Un églantier en fleurs à Paris 19ème
L’églantier, cette évidence qu’on n’avait pas vue
Je trouve qu’il y a quelque chose de profondément réjouissant dans l’idée que l’une des plantes les plus communes de nos campagnes et de nos lisières soit aussi l’une des plus riches. On n’a pas besoin d’exotisme ni d’ingrédients venus du bout du monde pour prendre soin de soi. Il suffit parfois de s’arrêter devant un buisson épineux, d’observer ses petits fruits rouges qui brillent sous la lumière d’automne, et de se souvenir que ce rosier sauvageon nourrit les oiseaux, abrite des nids, accueille les abeilles et peut finir en confiture, en tisane ou en soin visage.
Et vous, est-ce que vous croisez des églantiers près de chez vous ? Vous en avez déjà fait quelque chose ? Je suis curieuse de lire vos expériences dans les commentaires, que ce soit une recette de grand-mère ou une première tentative de confiture !

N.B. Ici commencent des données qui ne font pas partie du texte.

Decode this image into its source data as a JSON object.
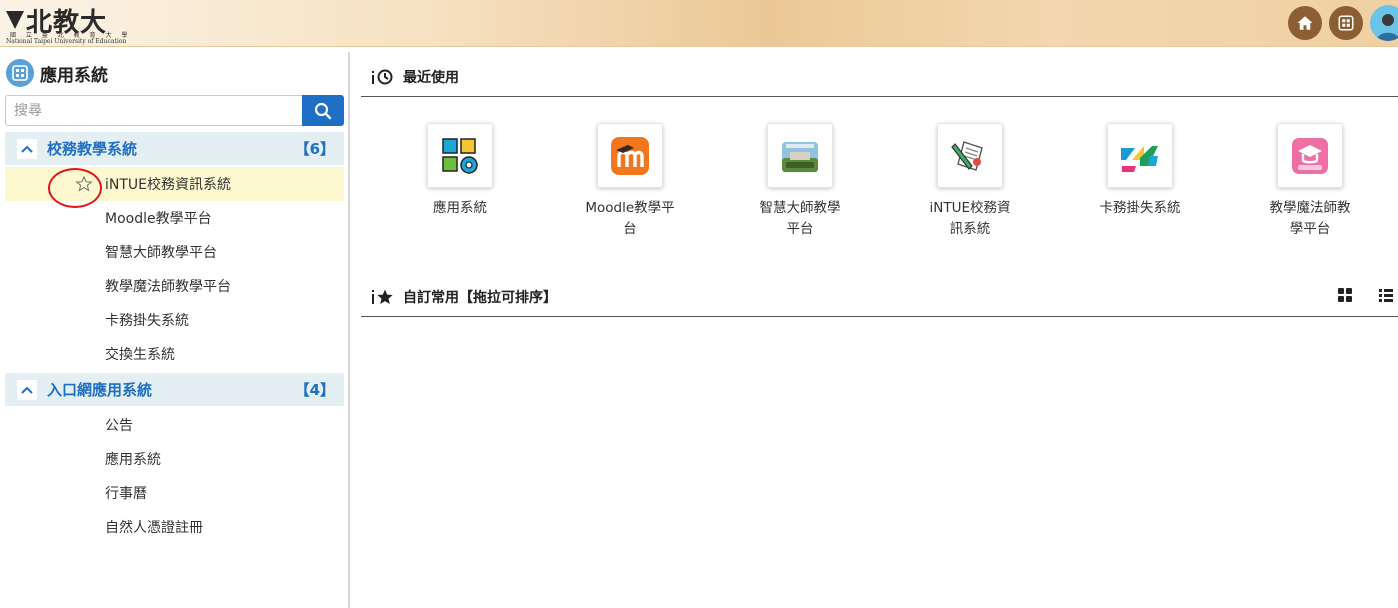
{
  "header": {
    "logo_text": "北教大",
    "logo_sub_cn": "國 立 臺 北 教 育 大 學",
    "logo_sub_en": "National Taipei University of Education",
    "buttons": [
      {
        "name": "home",
        "icon": "home-icon"
      },
      {
        "name": "apps",
        "icon": "grid-icon"
      }
    ],
    "accent_color": "#8b5e34"
  },
  "sidebar": {
    "title": "應用系統",
    "search": {
      "placeholder": "搜尋",
      "value": ""
    },
    "groups": [
      {
        "label": "校務教學系統",
        "count": "【6】",
        "expanded": true,
        "items": [
          {
            "label": "iNTUE校務資訊系統",
            "highlighted": true
          },
          {
            "label": "Moodle教學平台"
          },
          {
            "label": "智慧大師教學平台"
          },
          {
            "label": "教學魔法師教學平台"
          },
          {
            "label": "卡務掛失系統"
          },
          {
            "label": "交換生系統"
          }
        ]
      },
      {
        "label": "入口網應用系統",
        "count": "【4】",
        "expanded": true,
        "items": [
          {
            "label": "公告"
          },
          {
            "label": "應用系統"
          },
          {
            "label": "行事曆"
          },
          {
            "label": "自然人憑證註冊"
          }
        ]
      }
    ],
    "accent_color": "#1f6fc5"
  },
  "main": {
    "recent": {
      "title": "最近使用",
      "apps": [
        {
          "label": "應用系統",
          "icon": "apps-grid-gear-icon"
        },
        {
          "label": "Moodle教學平台",
          "icon": "moodle-icon"
        },
        {
          "label": "智慧大師教學平台",
          "icon": "campus-photo-icon"
        },
        {
          "label": "iNTUE校務資訊系統",
          "icon": "document-pen-icon"
        },
        {
          "label": "卡務掛失系統",
          "icon": "card-logo-icon"
        },
        {
          "label": "教學魔法師教學平台",
          "icon": "graduation-cap-icon"
        }
      ]
    },
    "favorites": {
      "title": "自訂常用【拖拉可排序】"
    }
  }
}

Sources et références scientifiques
Les informations médicinales contenues dans cet article s’appuient sur des études publiées dans des revues scientifiques à comité de lecture. Les études sur l’arthrose portent sur des poudres standardisées de cynorrhodon (extraits concentrés), et non sur la tisane maison dont les dosages actifs sont différents.

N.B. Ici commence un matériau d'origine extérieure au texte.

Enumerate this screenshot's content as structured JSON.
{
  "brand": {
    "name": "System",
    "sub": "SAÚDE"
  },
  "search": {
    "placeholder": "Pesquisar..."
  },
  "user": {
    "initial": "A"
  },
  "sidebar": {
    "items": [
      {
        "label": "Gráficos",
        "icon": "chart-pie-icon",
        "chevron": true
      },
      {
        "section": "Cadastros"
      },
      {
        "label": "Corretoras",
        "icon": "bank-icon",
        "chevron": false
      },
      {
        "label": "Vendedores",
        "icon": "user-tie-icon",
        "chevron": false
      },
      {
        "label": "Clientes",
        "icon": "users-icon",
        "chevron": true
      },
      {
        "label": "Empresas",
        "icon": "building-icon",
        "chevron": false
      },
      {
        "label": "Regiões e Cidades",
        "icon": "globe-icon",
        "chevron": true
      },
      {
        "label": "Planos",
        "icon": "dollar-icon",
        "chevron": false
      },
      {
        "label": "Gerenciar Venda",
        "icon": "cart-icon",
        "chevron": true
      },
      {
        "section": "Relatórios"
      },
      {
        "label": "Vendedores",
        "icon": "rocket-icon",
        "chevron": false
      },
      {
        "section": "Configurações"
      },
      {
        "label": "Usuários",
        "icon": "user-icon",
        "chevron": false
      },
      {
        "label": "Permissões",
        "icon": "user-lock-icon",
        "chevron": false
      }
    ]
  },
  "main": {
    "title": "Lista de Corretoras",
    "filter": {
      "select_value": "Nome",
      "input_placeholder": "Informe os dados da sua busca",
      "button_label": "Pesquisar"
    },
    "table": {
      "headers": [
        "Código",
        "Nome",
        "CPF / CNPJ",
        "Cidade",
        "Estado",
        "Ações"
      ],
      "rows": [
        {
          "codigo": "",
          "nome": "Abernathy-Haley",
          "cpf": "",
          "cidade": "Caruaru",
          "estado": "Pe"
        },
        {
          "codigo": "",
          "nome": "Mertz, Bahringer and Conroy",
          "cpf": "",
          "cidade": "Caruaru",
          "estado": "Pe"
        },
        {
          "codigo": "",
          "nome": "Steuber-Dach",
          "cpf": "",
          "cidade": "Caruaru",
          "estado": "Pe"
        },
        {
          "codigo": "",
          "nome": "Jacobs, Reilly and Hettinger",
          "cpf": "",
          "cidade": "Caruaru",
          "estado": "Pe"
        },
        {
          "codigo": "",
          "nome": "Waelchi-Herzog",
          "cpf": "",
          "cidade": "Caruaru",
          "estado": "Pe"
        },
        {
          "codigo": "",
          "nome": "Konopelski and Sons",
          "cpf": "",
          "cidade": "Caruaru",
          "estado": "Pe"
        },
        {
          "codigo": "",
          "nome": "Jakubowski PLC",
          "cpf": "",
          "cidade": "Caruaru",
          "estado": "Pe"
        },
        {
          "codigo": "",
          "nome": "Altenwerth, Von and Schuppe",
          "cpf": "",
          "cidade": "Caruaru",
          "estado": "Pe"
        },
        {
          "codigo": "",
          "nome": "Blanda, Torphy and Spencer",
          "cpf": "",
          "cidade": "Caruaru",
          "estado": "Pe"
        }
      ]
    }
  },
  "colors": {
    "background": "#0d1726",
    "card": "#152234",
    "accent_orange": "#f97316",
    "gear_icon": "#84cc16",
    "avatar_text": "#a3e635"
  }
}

Activité anti-inflammatoire et arthrose
Winther K, Apel K, Thamsborg G. « A powder made from seeds and shells of a rose-hip subspecies (Rosa canina) reduces symptoms of knee and hip osteoarthritis: a randomized, double-blind, placebo-controlled clinical trial. » Scandinavian Journal of Rheumatology, 2005 ; 34(4) : 302-308. PubMed PMID : 16195164.
Rein E, Kharazmi A, Winther K. « A herbal remedy, Hyben Vital (stand. powder of a subspecies of Rosa canina fruits), reduces pain and improves general wellbeing in patients with osteoarthritis – a double-blind, placebo-controlled, randomised trial. » Phytomedicine, 2004 ; 11 : 383-391. PubMed PMID : 15330493.

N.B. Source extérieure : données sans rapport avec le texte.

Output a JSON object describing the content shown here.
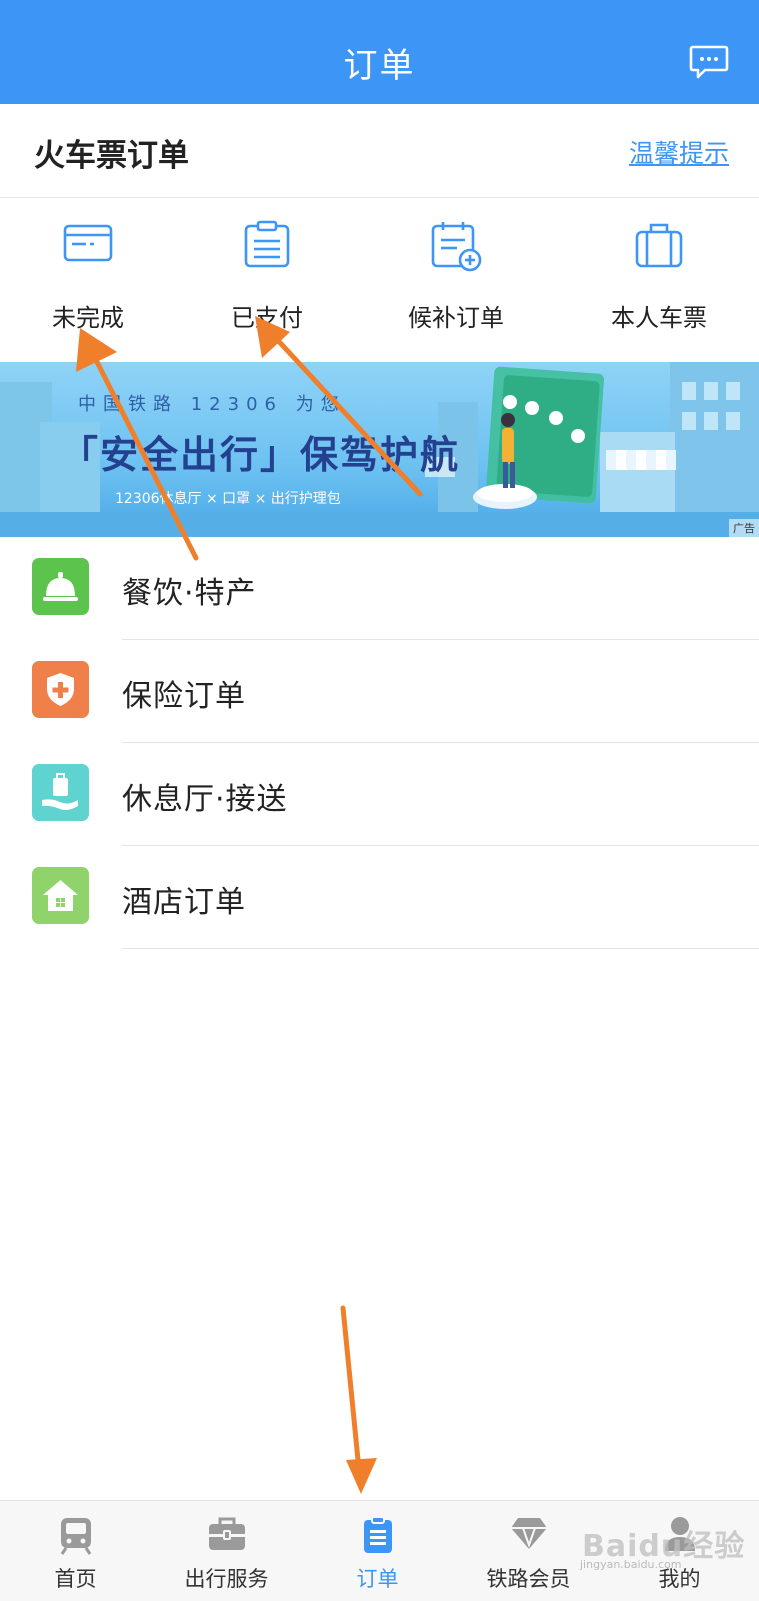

Christensen R, Bartels EM et al. « Does the hip powder of Rosa canina (rosehip) reduce pain in osteoarthritis patients? A meta-analysis of randomized controlled trials. » Osteoarthritis and Cartilage, 2008 ; 16(9) : 965-972. PubMed PMID : 18407528.
Gruenwald J, Uebelhack R, Moré MI. « Rosa canina – Rose hip pharmacological ingredients and molecular mechanics counteracting osteoarthritis. A systematic review. » Phytomedicine, 2019 ; 60 : 152958. PubMed PMID : 31138475.